Chamber pop mirrors this intimacy, bridging the best of instrumental connection with pop’s joy, contrasting with the notion that stature and ambition is all that makes a pop masterpiece. The genre first blossomed as an aesthetic in the early 1990s. The decade’s rock moment tended towards the raw aesthetics of sounds like grunge and shoegaze. To certain indie musicians, this rough blurring of instruments and what they perceived as an underemphasis on melody struck a nerve. They yearned for the times of masterful pop producers like Burt Bacharach, Brian Wilson, and Phil Spector, who engineered production techniques and utilized advancing recording technologies to crystallize each component of a song with gorgeous clarity.
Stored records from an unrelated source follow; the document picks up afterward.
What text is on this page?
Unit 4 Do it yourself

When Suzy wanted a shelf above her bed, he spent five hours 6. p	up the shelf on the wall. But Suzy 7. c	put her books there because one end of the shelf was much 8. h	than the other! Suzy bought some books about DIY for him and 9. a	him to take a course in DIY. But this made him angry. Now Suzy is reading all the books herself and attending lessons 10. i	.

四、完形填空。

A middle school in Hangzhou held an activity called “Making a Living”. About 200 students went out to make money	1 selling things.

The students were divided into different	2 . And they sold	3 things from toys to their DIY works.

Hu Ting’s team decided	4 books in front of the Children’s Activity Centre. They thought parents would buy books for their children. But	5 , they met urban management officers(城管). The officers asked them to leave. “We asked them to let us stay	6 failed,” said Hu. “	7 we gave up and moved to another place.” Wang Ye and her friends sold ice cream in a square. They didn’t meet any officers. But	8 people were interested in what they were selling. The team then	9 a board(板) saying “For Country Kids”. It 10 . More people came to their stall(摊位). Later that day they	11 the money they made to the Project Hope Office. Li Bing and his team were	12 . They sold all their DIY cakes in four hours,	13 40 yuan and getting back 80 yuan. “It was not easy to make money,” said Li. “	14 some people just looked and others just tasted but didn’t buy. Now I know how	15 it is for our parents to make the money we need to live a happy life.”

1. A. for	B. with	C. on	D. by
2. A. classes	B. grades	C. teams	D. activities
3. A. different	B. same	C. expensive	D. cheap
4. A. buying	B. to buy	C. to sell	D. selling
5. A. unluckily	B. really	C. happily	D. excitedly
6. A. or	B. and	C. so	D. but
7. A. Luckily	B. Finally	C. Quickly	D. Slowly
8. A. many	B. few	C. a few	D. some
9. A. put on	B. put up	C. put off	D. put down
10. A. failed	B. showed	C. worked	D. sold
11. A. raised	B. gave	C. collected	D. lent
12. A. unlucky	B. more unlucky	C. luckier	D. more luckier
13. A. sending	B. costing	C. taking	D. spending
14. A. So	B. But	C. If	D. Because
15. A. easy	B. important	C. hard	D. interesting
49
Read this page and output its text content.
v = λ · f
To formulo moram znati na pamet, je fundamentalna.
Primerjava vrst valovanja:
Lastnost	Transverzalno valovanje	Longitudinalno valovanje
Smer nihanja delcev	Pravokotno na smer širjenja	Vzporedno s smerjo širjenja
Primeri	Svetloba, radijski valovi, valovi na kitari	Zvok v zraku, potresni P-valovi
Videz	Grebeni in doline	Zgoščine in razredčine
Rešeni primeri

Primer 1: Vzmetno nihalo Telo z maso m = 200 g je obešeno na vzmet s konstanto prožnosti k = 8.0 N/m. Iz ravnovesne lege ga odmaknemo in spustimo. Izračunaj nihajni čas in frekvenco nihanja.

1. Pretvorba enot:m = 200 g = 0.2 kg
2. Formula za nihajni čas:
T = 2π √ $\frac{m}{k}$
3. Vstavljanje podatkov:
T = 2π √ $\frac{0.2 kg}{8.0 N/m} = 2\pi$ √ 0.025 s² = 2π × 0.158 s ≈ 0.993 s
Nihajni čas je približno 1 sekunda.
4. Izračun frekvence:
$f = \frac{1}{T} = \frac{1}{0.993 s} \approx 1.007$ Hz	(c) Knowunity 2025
Beyond rock, other scenes of the avant-garde were continuing to delve into electronic imaginaries, so chamber pop acted as a return to roots. A few decades prior, the synthesis of Baroque stylings and traditional pop seemed to capture the fullest potential of the lush wealth of instruments a studio setting could offer a pop composer—horns, piano, guitars, violins, winds, and organs. Chamber pop musicians once again wandered back to this well of potential and lowered their buckets. In regards to pop, chamber pop imagined song structures that could be grand yet intimate, big without overbearing spectacle. This meant avoiding overly kitsch borrowings from ‘60s lounge music, favoring earnest, unpretentious vocal approaches.
Belle and Sebastian are like masterful interior designers: hooks act like visual decorations, drawing a listener’s initial attention into the song, while furnishing the compositional setting with a balance of inviting and concrete elements. Stuart Murdoch’s voice is so unobtrusive and mild-mannered that it may take a moment before you tune in, especially against all the finely appointed musical touches—the sumptuous horn against driving guitar in “Stars of Track and Field,” the rollicking piano underpinning “Seeing Other People[‘s]” ambiguous yet gripping romantic conundrums, the bluegrass ramble of “If You’re Feeling Sinister.” It delivers on chamber pop’s promises of musical abundance—the storytelling is striking and tender, but never in sacrifice of compositions that are intricate on their own merits.